REPUBLIKA.CO.ID, EDINBURGH -- Pada Agustus tahun lalu, Kepolisian Skotlandia mulai memberi lampu hijau bagi penggunaan hijab sebagai bagian dari seragam polisi wanita. Kini, pasangan ibu dan anak, Shafqat (50 tahun) dan Aleena Rafi (19), tengah bersiap menjadi polwan pertama di Skotlandia yang menggunakan hijab saat bertugas.
Begitu program pelatihan mereka selesai, Shafqat dan Aleena akan tercatat sebagai polwan Skotlandia pertama yang berhijab. Menurut Aleena, penggunaan hijab oleh polisi akan dapat membantu penghancuran batasan-batasan tertentu dalam bertugas. Aleena mengakui, masih banyak orang beranggapan, perempuan yang menggunakan hijab justru memiliki keterbatasan dan berada di bawah tekanan.
''Orang masih memiliki stereotipe terhadap perempuan berhijab yang berasal dari kelompok minoritas. Anggapan itu antara lain, perempuan tersebut dipaksa untuk mengenakannya dan dalam kondisi tertindas. Tapi, orang akan melihat, walaupun menggunakan hijab, kami masih bisa melakukan apapun. Hijab tidak membuat kami terbatas,'' kata Aleena seperti dikutip Herald Scotland.
Hal senada juga diungkapkan Shafqat. Selama ini, orang-orang hanya melihat hijabnya saja, tanpa mengetahui lebih dalam tentang penggunaan hijab. ''Terkadang orang hanya melihat hijab, tanpa tahu alasan yang ada di belakangnya. Agama kami mengajarkan untuk membantu orang lain. Islam berarti kedamaian,'' kata Shafqat.

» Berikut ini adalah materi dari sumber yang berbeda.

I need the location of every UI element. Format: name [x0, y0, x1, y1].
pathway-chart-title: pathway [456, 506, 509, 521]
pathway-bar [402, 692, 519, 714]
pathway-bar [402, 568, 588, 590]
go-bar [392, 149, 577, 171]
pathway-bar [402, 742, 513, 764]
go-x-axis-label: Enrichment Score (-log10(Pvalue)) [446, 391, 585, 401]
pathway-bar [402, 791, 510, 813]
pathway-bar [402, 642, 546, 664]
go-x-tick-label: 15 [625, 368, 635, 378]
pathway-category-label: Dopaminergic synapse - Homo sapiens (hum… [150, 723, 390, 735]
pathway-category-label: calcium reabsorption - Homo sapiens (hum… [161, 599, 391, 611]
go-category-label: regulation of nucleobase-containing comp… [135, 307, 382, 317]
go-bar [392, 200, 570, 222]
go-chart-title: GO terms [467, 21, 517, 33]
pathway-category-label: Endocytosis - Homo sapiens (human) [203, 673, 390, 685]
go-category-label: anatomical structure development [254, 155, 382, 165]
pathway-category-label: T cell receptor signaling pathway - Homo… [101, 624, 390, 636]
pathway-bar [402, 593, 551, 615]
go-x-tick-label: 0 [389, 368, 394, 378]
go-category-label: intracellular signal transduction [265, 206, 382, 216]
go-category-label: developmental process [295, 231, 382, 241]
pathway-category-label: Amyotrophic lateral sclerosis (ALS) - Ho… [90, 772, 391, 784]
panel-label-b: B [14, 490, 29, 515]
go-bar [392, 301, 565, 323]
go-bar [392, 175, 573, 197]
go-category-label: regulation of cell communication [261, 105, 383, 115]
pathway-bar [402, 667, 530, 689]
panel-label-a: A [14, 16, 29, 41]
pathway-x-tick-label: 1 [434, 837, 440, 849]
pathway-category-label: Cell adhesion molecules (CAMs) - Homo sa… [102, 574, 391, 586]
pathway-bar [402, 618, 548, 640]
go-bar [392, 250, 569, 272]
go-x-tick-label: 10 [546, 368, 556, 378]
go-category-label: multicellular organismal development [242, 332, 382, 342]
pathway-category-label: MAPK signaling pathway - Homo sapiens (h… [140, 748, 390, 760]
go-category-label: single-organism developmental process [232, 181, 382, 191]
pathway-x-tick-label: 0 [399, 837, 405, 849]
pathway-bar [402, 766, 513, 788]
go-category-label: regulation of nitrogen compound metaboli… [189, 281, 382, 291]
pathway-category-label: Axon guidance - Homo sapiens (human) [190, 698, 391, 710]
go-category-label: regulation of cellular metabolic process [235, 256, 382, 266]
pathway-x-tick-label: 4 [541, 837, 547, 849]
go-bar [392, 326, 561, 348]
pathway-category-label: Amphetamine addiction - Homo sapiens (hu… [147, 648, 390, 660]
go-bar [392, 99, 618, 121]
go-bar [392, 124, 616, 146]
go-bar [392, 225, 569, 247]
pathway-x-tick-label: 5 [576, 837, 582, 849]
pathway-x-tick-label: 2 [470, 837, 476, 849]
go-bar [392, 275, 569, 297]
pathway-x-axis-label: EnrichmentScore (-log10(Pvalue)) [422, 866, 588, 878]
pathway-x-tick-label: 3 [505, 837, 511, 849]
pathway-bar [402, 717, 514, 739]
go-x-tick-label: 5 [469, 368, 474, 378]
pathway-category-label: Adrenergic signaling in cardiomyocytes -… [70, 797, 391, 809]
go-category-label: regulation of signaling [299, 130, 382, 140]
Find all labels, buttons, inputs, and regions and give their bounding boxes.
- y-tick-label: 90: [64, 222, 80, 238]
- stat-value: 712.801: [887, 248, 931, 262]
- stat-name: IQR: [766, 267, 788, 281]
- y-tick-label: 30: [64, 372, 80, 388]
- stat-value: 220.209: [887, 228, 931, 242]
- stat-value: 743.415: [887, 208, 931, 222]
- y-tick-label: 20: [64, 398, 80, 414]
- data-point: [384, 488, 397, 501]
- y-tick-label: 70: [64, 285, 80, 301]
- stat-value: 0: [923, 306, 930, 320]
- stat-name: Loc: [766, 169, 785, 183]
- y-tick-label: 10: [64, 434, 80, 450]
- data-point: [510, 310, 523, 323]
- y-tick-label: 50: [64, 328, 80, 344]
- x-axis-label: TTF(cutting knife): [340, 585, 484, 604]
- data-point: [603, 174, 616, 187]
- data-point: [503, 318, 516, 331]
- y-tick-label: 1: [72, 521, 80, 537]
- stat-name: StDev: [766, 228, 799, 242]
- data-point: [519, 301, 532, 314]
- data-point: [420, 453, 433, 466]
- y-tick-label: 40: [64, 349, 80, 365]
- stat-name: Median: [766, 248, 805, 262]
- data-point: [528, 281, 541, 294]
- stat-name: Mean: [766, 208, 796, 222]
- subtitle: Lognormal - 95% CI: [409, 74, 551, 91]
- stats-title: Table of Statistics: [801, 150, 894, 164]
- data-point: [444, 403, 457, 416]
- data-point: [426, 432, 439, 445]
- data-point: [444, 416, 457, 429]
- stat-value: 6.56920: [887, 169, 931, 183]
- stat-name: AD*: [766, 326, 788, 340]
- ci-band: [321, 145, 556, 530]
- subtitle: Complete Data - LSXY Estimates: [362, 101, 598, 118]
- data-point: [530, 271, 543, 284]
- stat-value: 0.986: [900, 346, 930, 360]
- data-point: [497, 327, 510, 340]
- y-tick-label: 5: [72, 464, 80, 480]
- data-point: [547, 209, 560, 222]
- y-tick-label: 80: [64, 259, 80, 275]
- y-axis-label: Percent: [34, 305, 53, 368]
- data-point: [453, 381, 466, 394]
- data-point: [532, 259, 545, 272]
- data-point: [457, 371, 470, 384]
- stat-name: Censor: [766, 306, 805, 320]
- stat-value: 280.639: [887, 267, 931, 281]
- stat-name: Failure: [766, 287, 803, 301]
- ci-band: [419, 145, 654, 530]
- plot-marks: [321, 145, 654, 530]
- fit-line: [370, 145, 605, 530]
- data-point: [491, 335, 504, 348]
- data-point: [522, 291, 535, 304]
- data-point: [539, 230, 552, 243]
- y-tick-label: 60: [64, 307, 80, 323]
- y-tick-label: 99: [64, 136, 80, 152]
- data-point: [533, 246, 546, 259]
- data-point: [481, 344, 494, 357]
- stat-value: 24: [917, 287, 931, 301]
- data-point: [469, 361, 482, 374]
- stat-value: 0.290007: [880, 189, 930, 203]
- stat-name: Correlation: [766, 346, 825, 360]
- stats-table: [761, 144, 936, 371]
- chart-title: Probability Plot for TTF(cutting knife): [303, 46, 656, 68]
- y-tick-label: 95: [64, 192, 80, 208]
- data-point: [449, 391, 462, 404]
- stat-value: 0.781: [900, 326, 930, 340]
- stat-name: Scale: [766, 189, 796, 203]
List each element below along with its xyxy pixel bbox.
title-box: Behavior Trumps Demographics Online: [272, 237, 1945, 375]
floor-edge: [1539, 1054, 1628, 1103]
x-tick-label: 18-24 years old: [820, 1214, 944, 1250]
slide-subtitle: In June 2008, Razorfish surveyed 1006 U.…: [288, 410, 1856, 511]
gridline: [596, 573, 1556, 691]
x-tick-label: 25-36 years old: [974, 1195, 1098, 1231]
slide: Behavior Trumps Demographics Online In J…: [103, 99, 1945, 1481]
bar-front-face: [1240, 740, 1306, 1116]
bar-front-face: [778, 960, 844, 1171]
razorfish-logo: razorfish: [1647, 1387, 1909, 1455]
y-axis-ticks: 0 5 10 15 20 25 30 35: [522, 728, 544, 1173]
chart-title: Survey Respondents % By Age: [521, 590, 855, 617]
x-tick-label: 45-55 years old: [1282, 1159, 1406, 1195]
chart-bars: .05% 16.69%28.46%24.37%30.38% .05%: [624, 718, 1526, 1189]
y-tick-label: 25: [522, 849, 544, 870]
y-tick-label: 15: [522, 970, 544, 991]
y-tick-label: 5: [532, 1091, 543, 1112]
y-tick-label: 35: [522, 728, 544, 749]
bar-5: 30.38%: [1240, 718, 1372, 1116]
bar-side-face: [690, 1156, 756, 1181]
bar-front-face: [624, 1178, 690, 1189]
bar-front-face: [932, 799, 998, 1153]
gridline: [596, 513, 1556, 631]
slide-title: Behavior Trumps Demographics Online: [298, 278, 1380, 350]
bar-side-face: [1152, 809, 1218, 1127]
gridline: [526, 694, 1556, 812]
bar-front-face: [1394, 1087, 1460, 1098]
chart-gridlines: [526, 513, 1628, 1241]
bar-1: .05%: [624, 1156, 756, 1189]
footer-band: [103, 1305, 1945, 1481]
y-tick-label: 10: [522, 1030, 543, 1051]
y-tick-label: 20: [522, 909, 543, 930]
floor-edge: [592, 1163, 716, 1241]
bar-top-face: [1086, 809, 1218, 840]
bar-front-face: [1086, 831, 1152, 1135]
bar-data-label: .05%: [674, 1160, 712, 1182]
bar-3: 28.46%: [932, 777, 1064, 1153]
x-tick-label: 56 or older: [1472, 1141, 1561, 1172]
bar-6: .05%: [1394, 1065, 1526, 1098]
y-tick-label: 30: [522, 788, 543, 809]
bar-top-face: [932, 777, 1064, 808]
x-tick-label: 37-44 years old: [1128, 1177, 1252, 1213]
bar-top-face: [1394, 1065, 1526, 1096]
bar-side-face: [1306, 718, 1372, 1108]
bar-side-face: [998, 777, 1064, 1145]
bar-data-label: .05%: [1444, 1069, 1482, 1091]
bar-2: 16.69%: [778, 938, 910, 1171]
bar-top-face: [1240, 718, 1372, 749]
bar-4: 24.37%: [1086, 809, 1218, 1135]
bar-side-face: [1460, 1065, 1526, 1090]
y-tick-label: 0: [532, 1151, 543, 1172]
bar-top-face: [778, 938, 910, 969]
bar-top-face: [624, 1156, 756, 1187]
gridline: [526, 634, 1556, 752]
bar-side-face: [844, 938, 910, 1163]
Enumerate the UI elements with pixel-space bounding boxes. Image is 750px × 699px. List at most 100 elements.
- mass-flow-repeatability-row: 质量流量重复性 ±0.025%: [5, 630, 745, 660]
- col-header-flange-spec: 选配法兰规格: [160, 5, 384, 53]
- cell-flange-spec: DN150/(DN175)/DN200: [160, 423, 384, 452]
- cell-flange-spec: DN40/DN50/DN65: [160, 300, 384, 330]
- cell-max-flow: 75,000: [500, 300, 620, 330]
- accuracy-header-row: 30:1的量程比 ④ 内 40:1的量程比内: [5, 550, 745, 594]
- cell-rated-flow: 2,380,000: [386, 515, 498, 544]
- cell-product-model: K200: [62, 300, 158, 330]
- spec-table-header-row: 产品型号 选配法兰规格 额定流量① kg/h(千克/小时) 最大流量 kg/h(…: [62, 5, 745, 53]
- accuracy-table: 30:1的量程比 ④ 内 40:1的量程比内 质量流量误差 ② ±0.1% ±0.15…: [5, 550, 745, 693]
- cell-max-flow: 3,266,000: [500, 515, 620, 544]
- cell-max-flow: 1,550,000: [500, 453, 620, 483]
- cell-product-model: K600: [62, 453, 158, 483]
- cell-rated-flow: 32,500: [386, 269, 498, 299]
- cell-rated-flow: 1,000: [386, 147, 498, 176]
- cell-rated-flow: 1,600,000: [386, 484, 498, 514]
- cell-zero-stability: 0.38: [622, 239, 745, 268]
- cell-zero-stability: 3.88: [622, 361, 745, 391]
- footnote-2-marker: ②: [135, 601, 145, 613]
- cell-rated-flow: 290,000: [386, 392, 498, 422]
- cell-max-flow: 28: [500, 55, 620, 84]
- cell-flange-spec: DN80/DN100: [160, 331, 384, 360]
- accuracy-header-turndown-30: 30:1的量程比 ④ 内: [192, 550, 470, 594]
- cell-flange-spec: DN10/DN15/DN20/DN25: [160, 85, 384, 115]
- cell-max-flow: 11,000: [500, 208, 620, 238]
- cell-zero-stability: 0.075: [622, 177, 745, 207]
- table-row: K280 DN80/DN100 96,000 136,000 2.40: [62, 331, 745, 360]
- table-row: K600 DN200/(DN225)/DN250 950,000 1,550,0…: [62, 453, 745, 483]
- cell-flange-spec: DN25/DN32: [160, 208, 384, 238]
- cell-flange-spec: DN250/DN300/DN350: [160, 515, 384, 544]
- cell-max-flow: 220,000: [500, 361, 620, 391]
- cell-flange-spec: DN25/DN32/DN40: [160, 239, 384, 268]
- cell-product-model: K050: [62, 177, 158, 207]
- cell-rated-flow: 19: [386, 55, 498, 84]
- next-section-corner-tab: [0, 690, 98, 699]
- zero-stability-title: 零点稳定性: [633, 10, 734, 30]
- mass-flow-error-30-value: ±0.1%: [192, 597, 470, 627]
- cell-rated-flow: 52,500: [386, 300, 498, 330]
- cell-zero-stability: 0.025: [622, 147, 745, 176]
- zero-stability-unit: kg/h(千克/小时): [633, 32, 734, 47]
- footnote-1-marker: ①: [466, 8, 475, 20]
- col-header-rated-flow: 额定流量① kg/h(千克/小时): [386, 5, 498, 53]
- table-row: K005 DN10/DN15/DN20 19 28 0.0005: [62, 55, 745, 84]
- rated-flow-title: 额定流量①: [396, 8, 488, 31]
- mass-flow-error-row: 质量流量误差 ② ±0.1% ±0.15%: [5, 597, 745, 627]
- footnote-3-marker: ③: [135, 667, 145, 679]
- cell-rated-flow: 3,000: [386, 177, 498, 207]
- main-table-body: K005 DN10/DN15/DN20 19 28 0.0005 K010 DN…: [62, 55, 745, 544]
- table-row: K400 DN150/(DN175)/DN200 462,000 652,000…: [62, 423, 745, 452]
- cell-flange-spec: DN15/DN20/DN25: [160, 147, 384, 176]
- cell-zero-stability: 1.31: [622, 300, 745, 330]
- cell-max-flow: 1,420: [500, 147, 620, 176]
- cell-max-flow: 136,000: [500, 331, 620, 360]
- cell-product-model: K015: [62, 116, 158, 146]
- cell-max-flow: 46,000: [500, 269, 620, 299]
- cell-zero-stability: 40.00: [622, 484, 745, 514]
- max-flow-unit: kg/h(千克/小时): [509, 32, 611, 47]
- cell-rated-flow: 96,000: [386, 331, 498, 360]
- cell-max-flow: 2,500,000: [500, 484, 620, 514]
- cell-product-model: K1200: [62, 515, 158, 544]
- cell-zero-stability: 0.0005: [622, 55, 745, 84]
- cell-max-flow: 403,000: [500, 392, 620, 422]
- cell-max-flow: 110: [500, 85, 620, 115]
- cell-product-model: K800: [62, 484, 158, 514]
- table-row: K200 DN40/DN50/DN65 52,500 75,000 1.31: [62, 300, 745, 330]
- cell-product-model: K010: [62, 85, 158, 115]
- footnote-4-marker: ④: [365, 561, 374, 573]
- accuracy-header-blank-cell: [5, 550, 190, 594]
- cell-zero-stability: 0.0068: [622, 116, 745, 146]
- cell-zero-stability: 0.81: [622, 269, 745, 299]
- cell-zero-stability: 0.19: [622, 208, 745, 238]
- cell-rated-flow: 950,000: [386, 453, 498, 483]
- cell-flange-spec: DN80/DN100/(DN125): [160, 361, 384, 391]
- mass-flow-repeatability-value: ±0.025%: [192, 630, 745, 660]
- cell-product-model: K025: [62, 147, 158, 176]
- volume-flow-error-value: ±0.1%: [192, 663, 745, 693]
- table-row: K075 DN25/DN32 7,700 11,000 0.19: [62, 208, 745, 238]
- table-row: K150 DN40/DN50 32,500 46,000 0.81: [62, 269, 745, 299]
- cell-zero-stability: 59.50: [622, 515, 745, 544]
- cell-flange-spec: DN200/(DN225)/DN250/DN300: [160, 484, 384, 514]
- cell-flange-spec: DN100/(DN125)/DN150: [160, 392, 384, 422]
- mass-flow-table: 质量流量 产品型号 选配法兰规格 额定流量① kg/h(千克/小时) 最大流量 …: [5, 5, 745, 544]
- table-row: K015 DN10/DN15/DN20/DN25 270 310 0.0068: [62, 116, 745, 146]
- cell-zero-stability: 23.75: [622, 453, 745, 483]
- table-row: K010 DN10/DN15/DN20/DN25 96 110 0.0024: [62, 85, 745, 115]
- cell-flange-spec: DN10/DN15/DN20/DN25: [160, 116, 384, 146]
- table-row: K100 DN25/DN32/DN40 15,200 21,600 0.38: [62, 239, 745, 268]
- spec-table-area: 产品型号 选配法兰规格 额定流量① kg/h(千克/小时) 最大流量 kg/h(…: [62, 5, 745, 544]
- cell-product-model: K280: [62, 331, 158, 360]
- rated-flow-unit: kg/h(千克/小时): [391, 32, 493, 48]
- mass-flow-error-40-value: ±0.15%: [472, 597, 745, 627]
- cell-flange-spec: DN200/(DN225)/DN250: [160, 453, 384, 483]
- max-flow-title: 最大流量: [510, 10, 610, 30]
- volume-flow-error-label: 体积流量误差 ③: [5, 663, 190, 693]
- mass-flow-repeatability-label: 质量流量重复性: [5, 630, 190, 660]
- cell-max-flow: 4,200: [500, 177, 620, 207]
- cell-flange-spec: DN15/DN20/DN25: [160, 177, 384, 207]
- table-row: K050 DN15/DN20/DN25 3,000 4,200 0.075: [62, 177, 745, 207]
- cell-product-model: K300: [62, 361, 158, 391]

Shafqat dan Aleena mengungkapkan, pihak Kepolisian Skotlandia benar-benar membantu dan mendukung saat mereka mendaftar sebagai anggota kepolisian. Shafqat dan Aleena memang masuk dalam program rekrutment yang diluncurkan Kepolisian Skotlandia, 'Positive Action Team'.
Program ini memang bertujuan untuk memberikan ruang kepada orang dengan latar belakang kelompok minoritas, termasuk Muslim, untuk menjadi polisi. Kepala program tersebut, Ann Bell, mengungkapkan, sambutan masyarakat atas program ini cukup bagus, termasuk saat memperkenalkan program ini ke komunitas Muslim dan memperbolehkan penggunaan hijab saat bertugas.
''Bukan berarti, hal ini membuat begitu banyak perempuan berminat untuk menjadi polisi. Tapi kami setidaknya menunjukan, kami terbuka untuk siapa saja,'' ujarya.
Sementara Kepala Kepolisian Skotlandia, Phillip Gormley, mengakui, pihaknya memang berusaha untuk meningkatkan keragaman latar belakang para petugasnya. Setidaknya, hanya satu persen polisi di Kepolisian Skotlandia yang berasal dari kelompok etnis dan agama minoritas. Sementara itu, prosentase kelompok minoritas di dalam masyarakat secara keseluruhan tercatat empat persen.
Gormley mengatakan selama ini kepolisian Skotlandia memang dianggap belum mewakili semua komunitas yang ada di masyarakat. Untuk itu, pihaknya membuka kesempatan kepada anggota kelompok minoritas untuk mendaftar sebagai petugas kepolisian. ''Kami memiliki lebih dari 100 calon anggota baru. Mungkin salah satu penyebabnya adalah karena bolehnya mengggunakan hijab. Jika banyak orang menganggap itu baik maka akan kami lakukan. Kepercayaan dan persetujuan masyarakat menjadi pondasi kami dalam bekerja,'' ungkapnya.